O monge budista vietnamita Thich Nhat Hanh escreveu mais ou menos
isto:
Se fores poeta, vês claramente que há uma nuvem a flutuar
numa folha de papel. Sem a nuvem, não havia chuva; sem a chuva, a árvore não
crescia; e sem a árvore, não podemos fazer papel. A nuvem é essencial para o
papel existir. Se a nuvem não está aqui, o papel também não pode estar.
Interser é palavra que não existe nos dicionários; mas, se
combinarmos o prefixo inter com o verbo ser, temos um verbo novo. Sem a nuvem,
não podemos ter papel e, portanto, a nuvem e o papel não são: intersão. Ser
é interser. Ninguém é sozinho: tem de interser com outra ou outras coisas. A
folha de papel existe porque existe tudo o que existe.

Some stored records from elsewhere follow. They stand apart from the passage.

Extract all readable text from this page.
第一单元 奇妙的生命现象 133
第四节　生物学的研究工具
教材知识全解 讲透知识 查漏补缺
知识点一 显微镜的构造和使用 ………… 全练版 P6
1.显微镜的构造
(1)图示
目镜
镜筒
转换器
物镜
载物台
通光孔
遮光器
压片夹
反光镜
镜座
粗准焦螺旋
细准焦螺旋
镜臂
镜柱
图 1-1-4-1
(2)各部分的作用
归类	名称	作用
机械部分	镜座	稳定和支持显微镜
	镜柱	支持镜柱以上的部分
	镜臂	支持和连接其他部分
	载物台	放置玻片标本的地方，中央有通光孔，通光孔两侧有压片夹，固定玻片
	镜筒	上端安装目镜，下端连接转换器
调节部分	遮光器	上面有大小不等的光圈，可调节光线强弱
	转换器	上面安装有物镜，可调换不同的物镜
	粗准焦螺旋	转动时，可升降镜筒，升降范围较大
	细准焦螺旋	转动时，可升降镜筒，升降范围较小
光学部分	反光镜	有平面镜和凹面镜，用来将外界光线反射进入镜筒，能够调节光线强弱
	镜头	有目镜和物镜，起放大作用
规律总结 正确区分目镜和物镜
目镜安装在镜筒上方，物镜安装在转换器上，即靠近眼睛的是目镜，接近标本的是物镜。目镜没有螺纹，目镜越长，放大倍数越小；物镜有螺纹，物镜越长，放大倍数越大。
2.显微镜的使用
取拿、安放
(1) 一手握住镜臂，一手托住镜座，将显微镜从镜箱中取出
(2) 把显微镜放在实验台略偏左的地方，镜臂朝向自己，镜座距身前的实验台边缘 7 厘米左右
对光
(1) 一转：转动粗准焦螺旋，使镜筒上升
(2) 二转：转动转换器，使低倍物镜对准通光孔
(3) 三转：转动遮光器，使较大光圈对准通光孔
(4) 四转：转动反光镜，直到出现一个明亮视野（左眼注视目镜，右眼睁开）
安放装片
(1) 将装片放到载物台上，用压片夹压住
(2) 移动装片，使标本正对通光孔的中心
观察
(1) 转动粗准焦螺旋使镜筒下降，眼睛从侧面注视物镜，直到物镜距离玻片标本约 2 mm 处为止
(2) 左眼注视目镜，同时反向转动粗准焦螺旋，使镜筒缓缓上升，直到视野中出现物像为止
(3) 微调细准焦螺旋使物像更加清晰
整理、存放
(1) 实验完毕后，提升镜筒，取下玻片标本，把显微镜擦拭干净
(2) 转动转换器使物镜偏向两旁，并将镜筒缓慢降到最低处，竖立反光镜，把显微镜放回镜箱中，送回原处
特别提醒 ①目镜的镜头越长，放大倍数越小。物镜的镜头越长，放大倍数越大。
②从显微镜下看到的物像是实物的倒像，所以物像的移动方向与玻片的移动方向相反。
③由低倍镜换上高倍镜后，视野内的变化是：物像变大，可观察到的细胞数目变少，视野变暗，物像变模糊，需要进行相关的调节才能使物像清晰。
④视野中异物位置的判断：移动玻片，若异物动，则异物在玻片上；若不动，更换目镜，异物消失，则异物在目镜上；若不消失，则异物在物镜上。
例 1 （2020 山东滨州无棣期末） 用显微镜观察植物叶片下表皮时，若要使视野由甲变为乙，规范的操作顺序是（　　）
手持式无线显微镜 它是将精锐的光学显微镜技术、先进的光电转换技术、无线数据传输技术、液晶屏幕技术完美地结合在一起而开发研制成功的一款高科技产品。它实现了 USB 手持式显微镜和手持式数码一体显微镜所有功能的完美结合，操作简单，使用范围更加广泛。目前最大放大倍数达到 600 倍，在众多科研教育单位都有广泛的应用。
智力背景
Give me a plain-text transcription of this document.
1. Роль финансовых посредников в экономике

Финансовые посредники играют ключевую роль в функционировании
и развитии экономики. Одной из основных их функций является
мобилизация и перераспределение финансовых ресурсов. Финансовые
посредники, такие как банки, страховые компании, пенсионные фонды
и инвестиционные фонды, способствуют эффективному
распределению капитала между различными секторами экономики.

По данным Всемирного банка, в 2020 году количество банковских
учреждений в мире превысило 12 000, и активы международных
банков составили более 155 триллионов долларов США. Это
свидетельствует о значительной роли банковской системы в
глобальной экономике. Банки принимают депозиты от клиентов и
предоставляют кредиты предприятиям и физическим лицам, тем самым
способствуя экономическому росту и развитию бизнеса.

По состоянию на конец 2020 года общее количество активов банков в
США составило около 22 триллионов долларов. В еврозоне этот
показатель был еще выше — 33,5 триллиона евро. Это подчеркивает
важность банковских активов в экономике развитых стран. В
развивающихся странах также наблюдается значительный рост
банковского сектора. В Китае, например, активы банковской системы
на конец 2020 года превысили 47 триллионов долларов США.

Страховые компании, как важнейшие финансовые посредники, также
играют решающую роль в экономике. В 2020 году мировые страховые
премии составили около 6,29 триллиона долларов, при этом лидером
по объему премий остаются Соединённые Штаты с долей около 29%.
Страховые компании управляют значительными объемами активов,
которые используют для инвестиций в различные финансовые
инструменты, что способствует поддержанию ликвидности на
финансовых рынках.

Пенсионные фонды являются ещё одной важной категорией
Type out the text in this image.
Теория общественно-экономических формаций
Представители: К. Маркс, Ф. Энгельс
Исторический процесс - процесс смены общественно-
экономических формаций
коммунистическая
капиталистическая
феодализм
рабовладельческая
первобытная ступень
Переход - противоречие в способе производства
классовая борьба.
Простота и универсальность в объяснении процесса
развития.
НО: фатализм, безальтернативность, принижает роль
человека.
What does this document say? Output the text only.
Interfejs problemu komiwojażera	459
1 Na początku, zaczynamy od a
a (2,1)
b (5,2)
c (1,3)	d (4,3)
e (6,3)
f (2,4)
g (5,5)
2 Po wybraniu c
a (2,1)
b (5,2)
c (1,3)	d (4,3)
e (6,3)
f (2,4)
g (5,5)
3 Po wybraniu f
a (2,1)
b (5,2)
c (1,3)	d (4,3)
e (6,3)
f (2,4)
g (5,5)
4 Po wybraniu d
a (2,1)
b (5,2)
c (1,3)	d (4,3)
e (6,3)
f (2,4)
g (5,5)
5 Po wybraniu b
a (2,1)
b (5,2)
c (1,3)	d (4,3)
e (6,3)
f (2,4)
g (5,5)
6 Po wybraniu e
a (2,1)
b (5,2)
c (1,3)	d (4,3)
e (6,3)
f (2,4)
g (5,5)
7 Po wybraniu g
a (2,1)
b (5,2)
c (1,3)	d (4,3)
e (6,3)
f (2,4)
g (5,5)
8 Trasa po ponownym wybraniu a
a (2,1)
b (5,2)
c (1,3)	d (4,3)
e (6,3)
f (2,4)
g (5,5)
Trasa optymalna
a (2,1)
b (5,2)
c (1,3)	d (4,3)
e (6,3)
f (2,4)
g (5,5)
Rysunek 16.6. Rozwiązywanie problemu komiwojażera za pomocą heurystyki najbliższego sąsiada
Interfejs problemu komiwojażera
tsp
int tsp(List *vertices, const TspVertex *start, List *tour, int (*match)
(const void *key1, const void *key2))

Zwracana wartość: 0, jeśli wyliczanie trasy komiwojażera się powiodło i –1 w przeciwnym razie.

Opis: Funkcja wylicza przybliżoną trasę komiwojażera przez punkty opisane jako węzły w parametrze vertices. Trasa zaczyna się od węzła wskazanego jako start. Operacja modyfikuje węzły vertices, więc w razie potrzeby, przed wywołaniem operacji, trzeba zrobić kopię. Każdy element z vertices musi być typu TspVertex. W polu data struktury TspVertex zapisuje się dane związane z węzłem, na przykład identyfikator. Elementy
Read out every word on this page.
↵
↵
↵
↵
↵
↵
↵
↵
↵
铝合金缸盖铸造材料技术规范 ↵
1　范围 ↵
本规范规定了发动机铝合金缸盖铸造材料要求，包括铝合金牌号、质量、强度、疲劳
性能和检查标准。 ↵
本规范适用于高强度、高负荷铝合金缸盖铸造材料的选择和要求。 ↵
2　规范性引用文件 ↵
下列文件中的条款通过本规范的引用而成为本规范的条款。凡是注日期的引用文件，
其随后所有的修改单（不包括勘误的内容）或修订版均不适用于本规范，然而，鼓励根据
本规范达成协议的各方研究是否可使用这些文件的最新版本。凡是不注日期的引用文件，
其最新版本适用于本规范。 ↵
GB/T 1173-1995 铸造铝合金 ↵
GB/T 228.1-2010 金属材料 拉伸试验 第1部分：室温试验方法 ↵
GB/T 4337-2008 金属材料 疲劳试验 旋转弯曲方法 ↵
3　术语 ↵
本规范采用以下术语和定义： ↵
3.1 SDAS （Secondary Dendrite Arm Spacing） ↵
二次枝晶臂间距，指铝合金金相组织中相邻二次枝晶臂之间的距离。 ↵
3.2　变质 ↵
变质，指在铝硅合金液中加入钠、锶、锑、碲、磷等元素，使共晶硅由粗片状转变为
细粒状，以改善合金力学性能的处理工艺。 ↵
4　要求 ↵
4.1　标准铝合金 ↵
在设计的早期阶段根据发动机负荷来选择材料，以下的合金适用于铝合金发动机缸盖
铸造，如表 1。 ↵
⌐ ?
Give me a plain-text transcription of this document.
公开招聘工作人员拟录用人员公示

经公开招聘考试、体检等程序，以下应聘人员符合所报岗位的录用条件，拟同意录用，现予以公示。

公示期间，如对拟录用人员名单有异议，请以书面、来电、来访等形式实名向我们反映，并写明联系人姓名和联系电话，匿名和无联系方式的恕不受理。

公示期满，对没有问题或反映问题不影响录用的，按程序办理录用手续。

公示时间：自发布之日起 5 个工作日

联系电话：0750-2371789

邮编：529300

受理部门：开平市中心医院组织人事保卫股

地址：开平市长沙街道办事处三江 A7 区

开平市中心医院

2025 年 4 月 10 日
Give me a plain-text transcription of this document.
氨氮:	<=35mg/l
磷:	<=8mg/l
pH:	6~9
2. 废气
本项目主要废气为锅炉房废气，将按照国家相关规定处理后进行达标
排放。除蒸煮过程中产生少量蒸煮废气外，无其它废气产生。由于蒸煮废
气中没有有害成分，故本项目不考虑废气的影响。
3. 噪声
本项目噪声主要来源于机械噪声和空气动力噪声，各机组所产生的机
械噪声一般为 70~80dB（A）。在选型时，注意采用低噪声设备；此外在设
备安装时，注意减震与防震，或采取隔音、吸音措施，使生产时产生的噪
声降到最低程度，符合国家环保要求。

Não é conversa de louco, não senhora [ou senhor]. É bem lúcida
e verdadeira. Representa um pensamento científico sólido. No mundo Ocidental o
homem acha-se uma entidade individual, isolada do meio circundante pelo papel de
embrulho que é a sua pele. Errado!
A partir de que momento o ar que inspiro, o alimento que
ingiro, a água que bebo deixou de ser tais coisas e passou a ser "eu"? Não
passou, simplesmente. O mundo exterior penetra-nos constantemente e nós somos "ele" e não "nós". Somos o local onde parte do mundo está provisoriamente
organizada da forma que é a nossa: com a morfologia que conhecemos, o
metabolismo que percebemos mais ou menos, a actividade mental que achamos o
máximo, e só isso – um arranjo transitório de moléculas que funcionam assim
assim!
Moléculas em trânsito e de partida a todo o momento, com
as excreções, ou com essa grande excreção final que é a decomposição post
mortem.
Mas as coisas são ainda mais complicadas! Se excluirmos o
cérebro, a espinal medula, o sangue e pouco mais, tudo o resto está carregado de bactérias,
as mais variadas. Na pele e anexos, no intestino, nas vias respiratórias, nos
ouvidos, blá, blá, blá, transportamos dez vezes mais células que não
consideramos “eu”, do que células do que achamos é “eu”. Isto é, de acordo com
a nossa brilhante perspectiva, não a de Thich Nhat Hanh, só 10% somos nós. O
resto que carregamos – 90%! - não é humano. O que é, então? perguntar-se-á. É
lixo? Não é.
Não é porque é fundamental para a nossa organização,
vejam lá, tão asseados que nos achamos! Essas criaturas defendem-nos de
outras criaturas que nos atacam e provocam doenças; transformam substâncias
indigeríveis em alimentos utilizáveis e necessários; produzem compostos
indispensáveis ao nosso metabolismo; e toda uma grande e complicada cangalhada.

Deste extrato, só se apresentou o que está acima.